Fast reduction in the de Rham cohomology groups of projective hypersurfaces

Fast reduction in the de Rham cohomology groups of projective hypersurfaces

Mon, 08/02/2010
16:00 		Sebastian Pancratz (Mathematical Institute, Oxford) Junior Number Theory Seminar Add to calendar SR1
Fast reduction in the de Rham cohomology groups of projective hypersurfaces
Let $ X $ be a smooth hypersurface in projective space over a field $ K $ of characteristic zero and let $ U $ denote the open complement.
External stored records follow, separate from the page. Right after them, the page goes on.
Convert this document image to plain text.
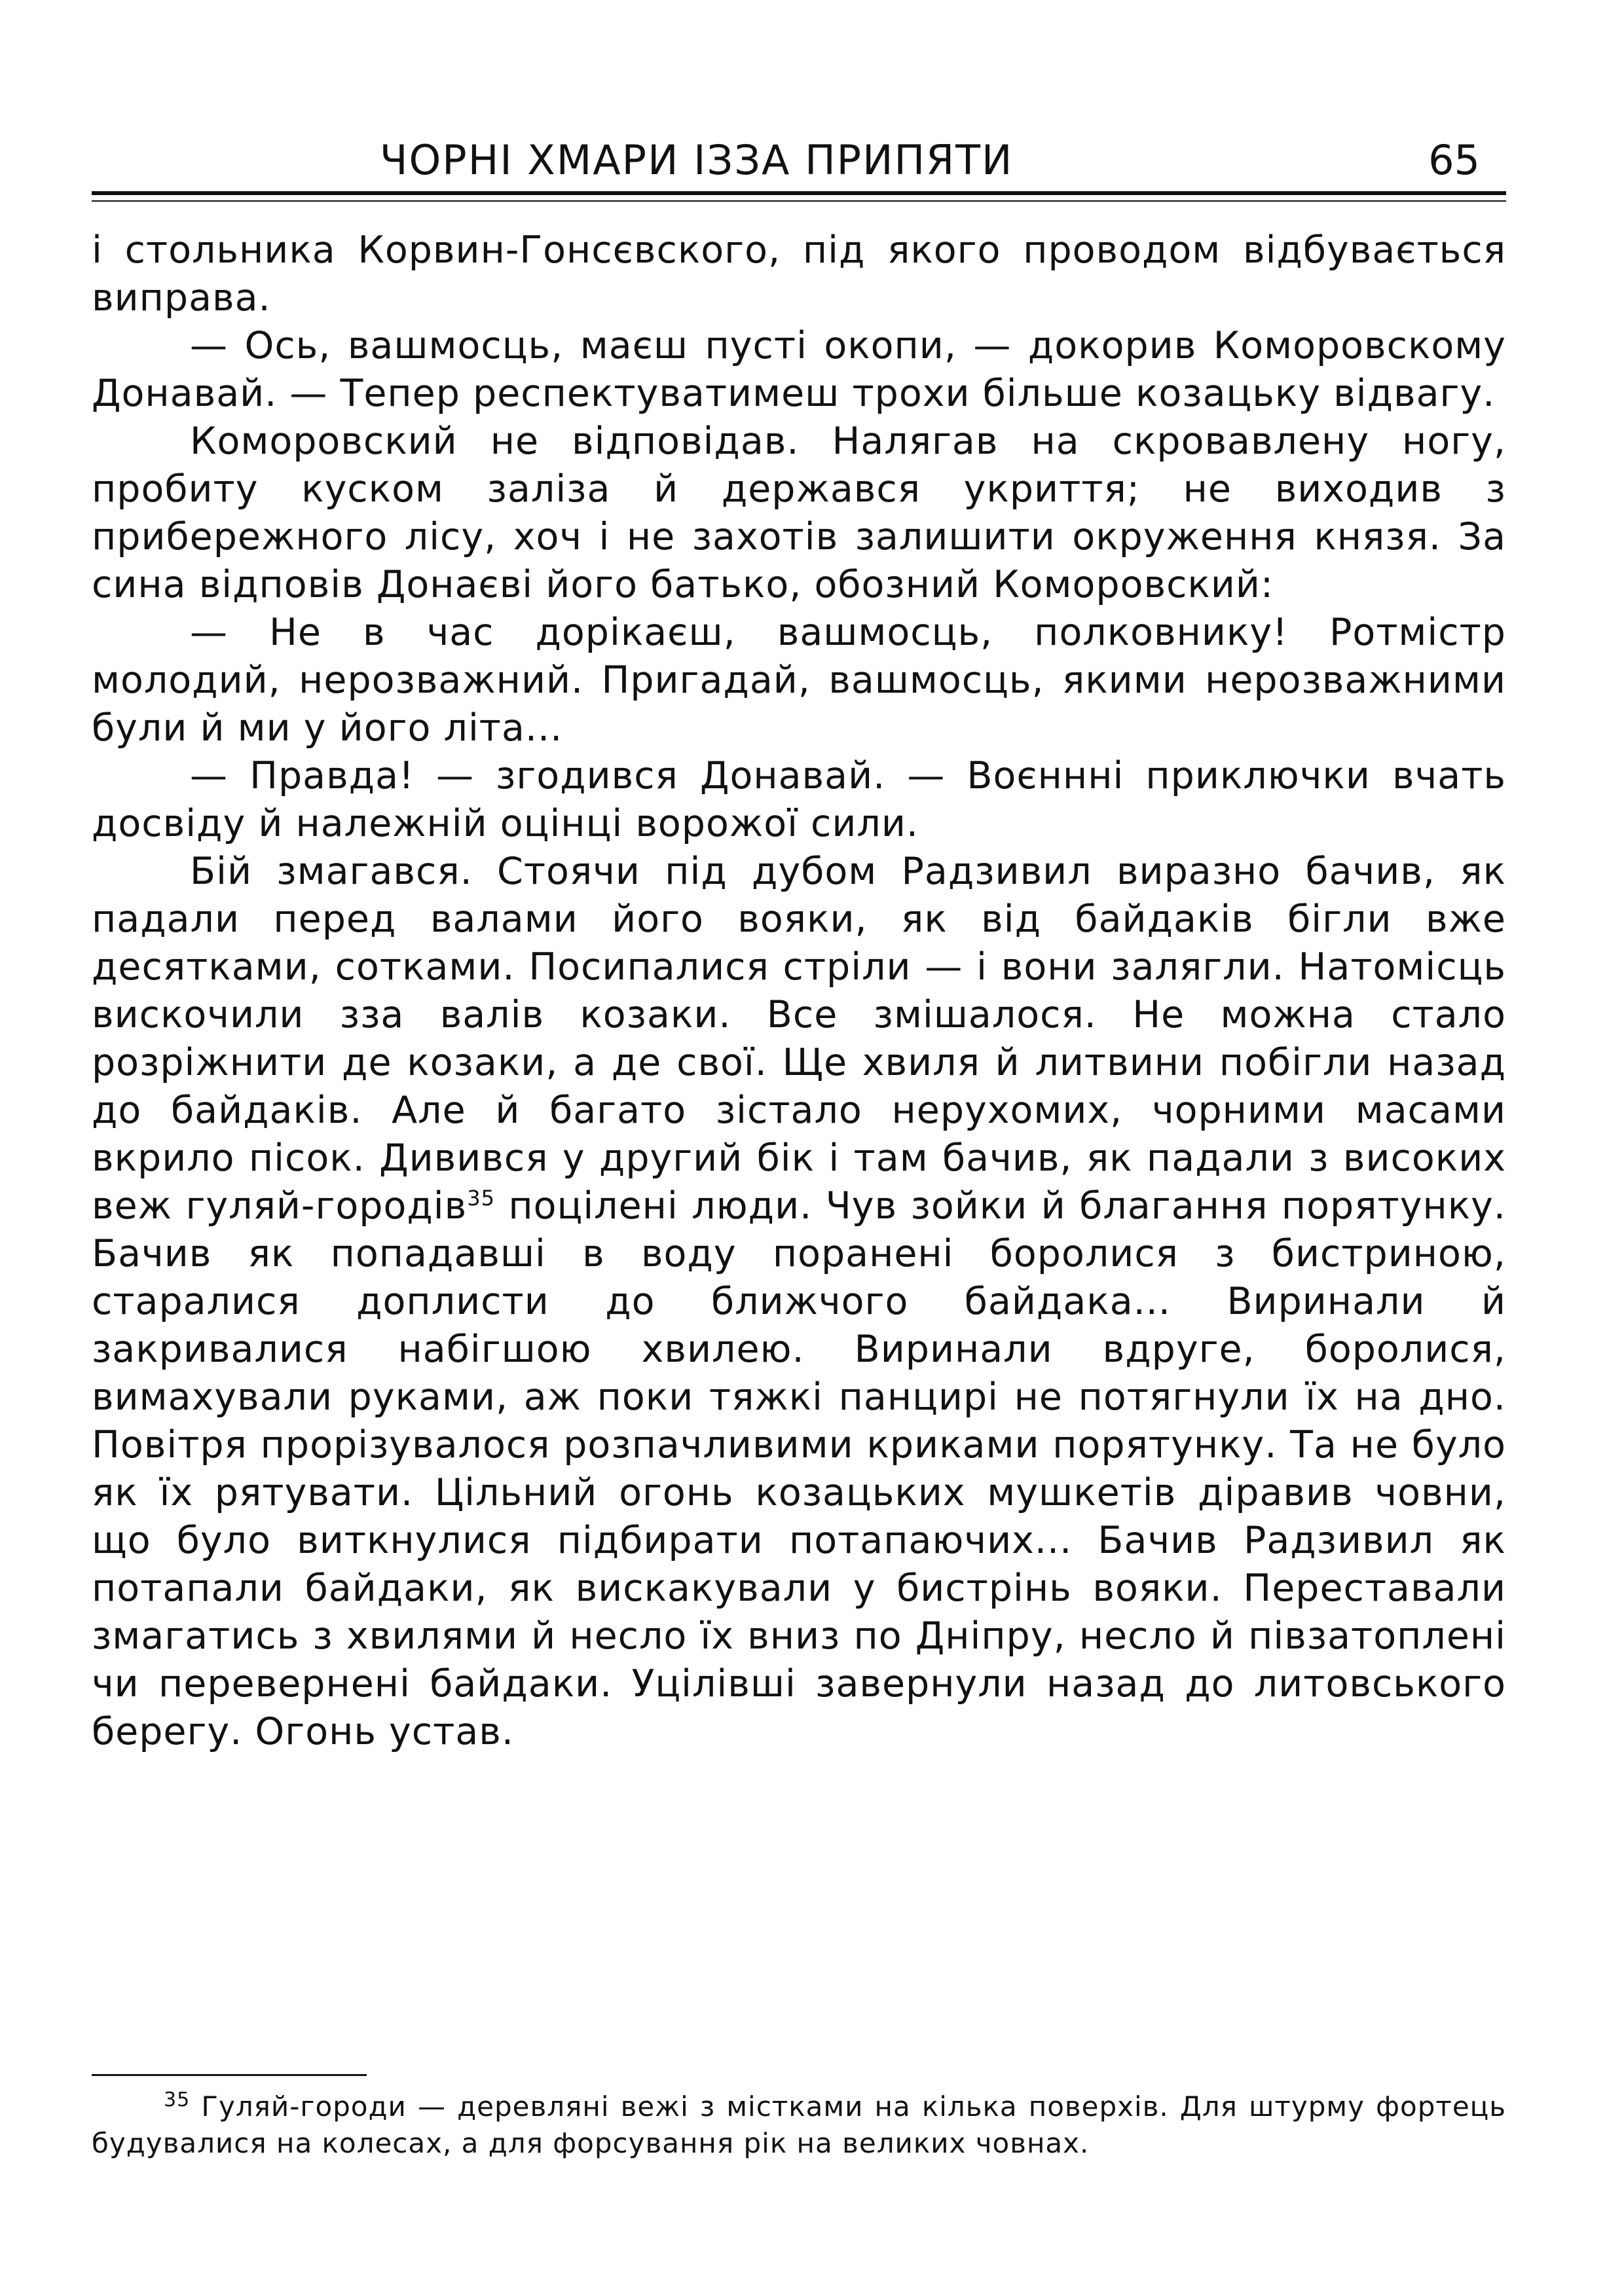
ЧОРНІ ХМАРИ ІЗЗА ПРИПЯТИ	65

і стольника Корвин-Гонсєвского, під якого проводом відбувається виправа.

— Ось, вашмосць, маєш пусті окопи, — докорив Коморовскому Донавай. — Тепер респектуватимеш трохи більше козацьку відвагу.

Коморовский не відповідав. Налягав на скровавлену ногу, пробиту куском заліза й держався укриття; не виходив з прибережного лісу, хоч і не захотів залишити окруження князя. За сина відповів Донаєві його батько, обозний Коморовский:

— Не в час дорікаєш, вашмосць, полковнику! Ротмістр молодий, нерозважний. Пригадай, вашмосць, якими нерозважними були й ми у його літа...

— Правда! — згодився Донавай. — Воєннні приключки вчать досвіду й належній оцінці ворожої сили.

Бій змагався. Стоячи під дубом Радзивил виразно бачив, як падали перед валами його вояки, як від байдаків бігли вже десятками, сотками. Посипалися стріли — і вони залягли. Натомісць вискочили зза валів козаки. Все змішалося. Не можна стало розріжнити де козаки, а де свої. Ще хвиля й литвини побігли назад до байдаків. Але й багато зістало нерухомих, чорними масами вкрило пісок. Дивився у другий бік і там бачив, як падали з високих веж гуляй-городів$^{35}$ поцілені люди. Чув зойки й благання порятунку. Бачив як попадавші в воду поранені боролися з бистриною, старалися доплисти до ближчого байдака... Виринали й закривалися набігшою хвилею. Виринали вдруге, боролися, вимахували руками, аж поки тяжкі панцирі не потягнули їх на дно. Повітря прорізувалося розпачливими криками порятунку. Та не було як їх рятувати. Цільний огонь козацьких мушкетів діравив човни, що було виткнулися підбирати потапаючих... Бачив Радзивил як потапали байдаки, як вискакували у бистрінь вояки. Переставали змагатись з хвилями й несло їх вниз по Дніпру, несло й півзатоплені чи перевернені байдаки. Уцілівші завернули назад до литовського берегу. Огонь устав.

35 Гуляй-городи — деревляні вежі з містками на кілька поверхів. Для штурму фортець будувалися на колесах, а для форсування рік на великих човнах.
Then the elements of the algebraic de Rham cohomology group $ H_{dR}^n(U/K) $ can be represented by $ n $-forms of the form $ Q \Omega / P^k $ for homogeneous polynomials $ Q $ and integer pole orders $ k $, where $ \Omega $ is some fixed $ n $-form. The problem of finding a unique representative is computationally intensive and typically based on the pre-computation of a Groebner basis. I will present a more direct approach based on elementary linear algebra. As presented, the method will apply to diagonal hypersurfaces, but it will clear that it also applies to families of projective hypersurfaces containing a diagonal fibre. Moreover, with minor modifications the method is applicable to larger classes of smooth projective hypersurfaces.